KEY POINTS
- The rate hike is Turkey’s first since March 2021.
- Turkey steadily lowered its policy rate from 19% in late 2021 to 8.5% in March as inflation concurrently ballooned, breaching 80% in late 2022.
- Erdogan recently appointed Mehmet Simsek as finance minister, whose aim is to return Turkey to economic orthodoxy after a prolonged cost-of-living crisis.
Turkey’s central bank jacked up the country’s key interest rate Thursday, almost doubling it from 8.5% to 15% as the new economic administration of recently re-elected President Recep Tayyip Erdogan embarked on a dramatic monetary policy U-turn.
The whopping 650-basis-point rate hike is the first rate rise since March 2021.
Turkey steadily lowered its policy rate from 19% in late 2021 to 8.5% in March as inflation ballooned, breaching 80% in late 2022 and easing to just under 40% in May. Traditional economic orthodoxy holds that rates must be raised to cool inflation, but Erdogan, a self-declared “enemy” of interest rates who calls the tool “the mother of all evil” vocally espoused a strategy of lowering rates instead.
The result was a cost-of-living crisis for Turks as the country’s currency, the lira, plummeted. It’s lost some 80% of its value against the dollar in the last five years, and Turkey has found itself precariously low on foreign currency reserves as it sold FX to artificially prop up the lira.
The architect of Turkey’s attempted return to economic orthodoxy is Mehmet Simsek, the Erdogan-appointed finance minister who previously served as deputy prime minister and finance minister between 2009 and 2018, and is widely respected by investors. After several years of Erdogan exerting heavy control over Turkey’s central bank, the president appears willing to let the monetary policymakers have more independence — at least for now.

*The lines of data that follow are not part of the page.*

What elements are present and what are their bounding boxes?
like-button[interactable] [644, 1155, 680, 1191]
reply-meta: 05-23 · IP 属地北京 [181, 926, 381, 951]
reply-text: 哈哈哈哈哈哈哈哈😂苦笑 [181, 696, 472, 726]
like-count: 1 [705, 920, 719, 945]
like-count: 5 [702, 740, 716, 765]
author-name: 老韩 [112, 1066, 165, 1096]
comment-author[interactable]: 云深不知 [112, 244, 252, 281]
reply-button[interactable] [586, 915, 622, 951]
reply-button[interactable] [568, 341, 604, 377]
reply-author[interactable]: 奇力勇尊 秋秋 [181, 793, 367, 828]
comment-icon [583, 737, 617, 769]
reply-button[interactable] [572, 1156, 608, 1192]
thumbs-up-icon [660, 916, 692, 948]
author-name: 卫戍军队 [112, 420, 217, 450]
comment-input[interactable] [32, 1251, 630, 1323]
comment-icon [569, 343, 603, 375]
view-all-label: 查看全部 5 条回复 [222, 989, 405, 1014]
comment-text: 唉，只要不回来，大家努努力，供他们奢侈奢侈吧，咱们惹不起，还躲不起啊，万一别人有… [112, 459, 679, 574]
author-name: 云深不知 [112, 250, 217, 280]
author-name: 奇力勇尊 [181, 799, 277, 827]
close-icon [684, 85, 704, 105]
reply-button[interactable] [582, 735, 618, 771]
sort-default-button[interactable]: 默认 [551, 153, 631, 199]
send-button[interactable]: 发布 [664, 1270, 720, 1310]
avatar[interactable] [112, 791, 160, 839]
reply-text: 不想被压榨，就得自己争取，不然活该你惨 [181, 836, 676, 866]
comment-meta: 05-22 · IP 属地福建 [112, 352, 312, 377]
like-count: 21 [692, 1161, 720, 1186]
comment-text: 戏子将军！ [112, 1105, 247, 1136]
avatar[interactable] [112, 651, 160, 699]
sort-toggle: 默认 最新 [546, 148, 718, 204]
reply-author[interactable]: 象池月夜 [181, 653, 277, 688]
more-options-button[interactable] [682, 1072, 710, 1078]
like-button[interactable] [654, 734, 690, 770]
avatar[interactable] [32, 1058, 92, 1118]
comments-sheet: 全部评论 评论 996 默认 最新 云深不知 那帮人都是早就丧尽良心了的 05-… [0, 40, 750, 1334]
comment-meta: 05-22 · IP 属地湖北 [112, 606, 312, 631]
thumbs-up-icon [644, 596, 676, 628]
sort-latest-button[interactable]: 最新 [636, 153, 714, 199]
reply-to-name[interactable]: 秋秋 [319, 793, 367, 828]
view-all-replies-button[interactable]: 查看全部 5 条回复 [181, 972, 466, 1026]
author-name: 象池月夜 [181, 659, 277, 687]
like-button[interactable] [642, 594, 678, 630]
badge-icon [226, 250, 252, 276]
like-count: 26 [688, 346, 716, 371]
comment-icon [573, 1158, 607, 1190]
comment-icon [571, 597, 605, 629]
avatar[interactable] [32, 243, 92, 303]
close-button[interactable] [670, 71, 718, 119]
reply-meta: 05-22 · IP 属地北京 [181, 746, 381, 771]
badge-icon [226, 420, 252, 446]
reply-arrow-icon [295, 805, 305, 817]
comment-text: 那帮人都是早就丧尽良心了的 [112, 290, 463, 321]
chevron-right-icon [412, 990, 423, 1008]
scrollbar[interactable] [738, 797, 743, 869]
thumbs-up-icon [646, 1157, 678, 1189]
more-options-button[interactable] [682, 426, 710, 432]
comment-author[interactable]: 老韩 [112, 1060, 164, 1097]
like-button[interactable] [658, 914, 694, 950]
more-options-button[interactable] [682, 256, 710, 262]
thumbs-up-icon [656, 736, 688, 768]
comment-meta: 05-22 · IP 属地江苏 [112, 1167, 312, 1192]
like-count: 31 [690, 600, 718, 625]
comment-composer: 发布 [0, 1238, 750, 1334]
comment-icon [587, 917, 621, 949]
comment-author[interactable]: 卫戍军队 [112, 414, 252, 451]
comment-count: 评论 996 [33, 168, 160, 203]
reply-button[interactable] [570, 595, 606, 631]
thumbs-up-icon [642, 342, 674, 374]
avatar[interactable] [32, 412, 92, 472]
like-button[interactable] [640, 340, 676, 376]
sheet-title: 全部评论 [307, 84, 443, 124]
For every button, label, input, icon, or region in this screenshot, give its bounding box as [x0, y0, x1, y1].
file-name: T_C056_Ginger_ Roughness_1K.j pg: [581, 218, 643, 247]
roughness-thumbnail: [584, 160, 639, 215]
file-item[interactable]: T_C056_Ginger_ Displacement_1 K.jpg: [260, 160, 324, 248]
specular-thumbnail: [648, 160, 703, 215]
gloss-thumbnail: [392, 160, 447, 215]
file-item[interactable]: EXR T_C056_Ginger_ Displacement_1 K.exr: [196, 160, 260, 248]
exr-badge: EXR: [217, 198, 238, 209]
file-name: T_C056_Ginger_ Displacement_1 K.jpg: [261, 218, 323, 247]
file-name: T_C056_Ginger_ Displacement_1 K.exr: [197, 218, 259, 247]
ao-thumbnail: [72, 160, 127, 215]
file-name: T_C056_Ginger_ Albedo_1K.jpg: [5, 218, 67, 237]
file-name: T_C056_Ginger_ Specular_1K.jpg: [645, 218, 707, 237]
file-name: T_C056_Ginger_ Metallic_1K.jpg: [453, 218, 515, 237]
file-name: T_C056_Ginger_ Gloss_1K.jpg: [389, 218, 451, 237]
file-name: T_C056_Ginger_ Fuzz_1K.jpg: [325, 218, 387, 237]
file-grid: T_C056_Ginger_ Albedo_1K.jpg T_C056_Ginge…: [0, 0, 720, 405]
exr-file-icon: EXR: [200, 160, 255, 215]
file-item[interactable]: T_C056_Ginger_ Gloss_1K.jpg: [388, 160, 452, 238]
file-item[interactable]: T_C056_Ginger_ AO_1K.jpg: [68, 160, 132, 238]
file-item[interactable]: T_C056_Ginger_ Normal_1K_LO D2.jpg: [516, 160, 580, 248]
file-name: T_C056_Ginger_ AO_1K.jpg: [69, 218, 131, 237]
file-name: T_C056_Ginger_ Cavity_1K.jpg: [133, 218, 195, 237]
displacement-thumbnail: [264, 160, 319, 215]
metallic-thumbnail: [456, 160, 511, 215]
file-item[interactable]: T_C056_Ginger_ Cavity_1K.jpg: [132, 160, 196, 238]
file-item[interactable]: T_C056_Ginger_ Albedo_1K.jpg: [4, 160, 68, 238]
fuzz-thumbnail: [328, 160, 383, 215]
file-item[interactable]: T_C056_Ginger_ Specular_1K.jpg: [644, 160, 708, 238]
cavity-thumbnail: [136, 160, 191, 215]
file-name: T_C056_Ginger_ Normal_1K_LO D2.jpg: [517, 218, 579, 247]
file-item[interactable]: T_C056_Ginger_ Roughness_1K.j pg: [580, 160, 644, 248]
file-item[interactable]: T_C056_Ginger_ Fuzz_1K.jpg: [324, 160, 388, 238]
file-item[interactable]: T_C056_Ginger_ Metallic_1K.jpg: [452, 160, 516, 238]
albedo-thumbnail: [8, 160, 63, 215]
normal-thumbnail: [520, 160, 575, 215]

“Erdogan has accepted that short-term pain is necessary to redress the economy, and that appearing to empower Simsek will play well with markets,” George Dyson, a senior analyst at consultancy Control Risks, told US.Mistertruth about the decision.
“The question will be how long Erdogan will tolerate that pain for, and if and when societal pressure get too much and he wrests back control from Simsek,” he said. “The temptation will be ever present for Erdogan to intervene once again.”
In mid-June, Erdogan said his opposition to raising rates was unchanged, but said he would abide by Simsek’s decisions in order to bring down inflation.
“Some of our friends should not be mistaken, such as (asking), ‘Is our president going for a serious change in interest rate policies?’” he told reporters at the time. “But upon the thinking of our treasury and finance minister,” Erdogan added, “we have accepted that he will take steps swiftly, comfortably with the central bank.”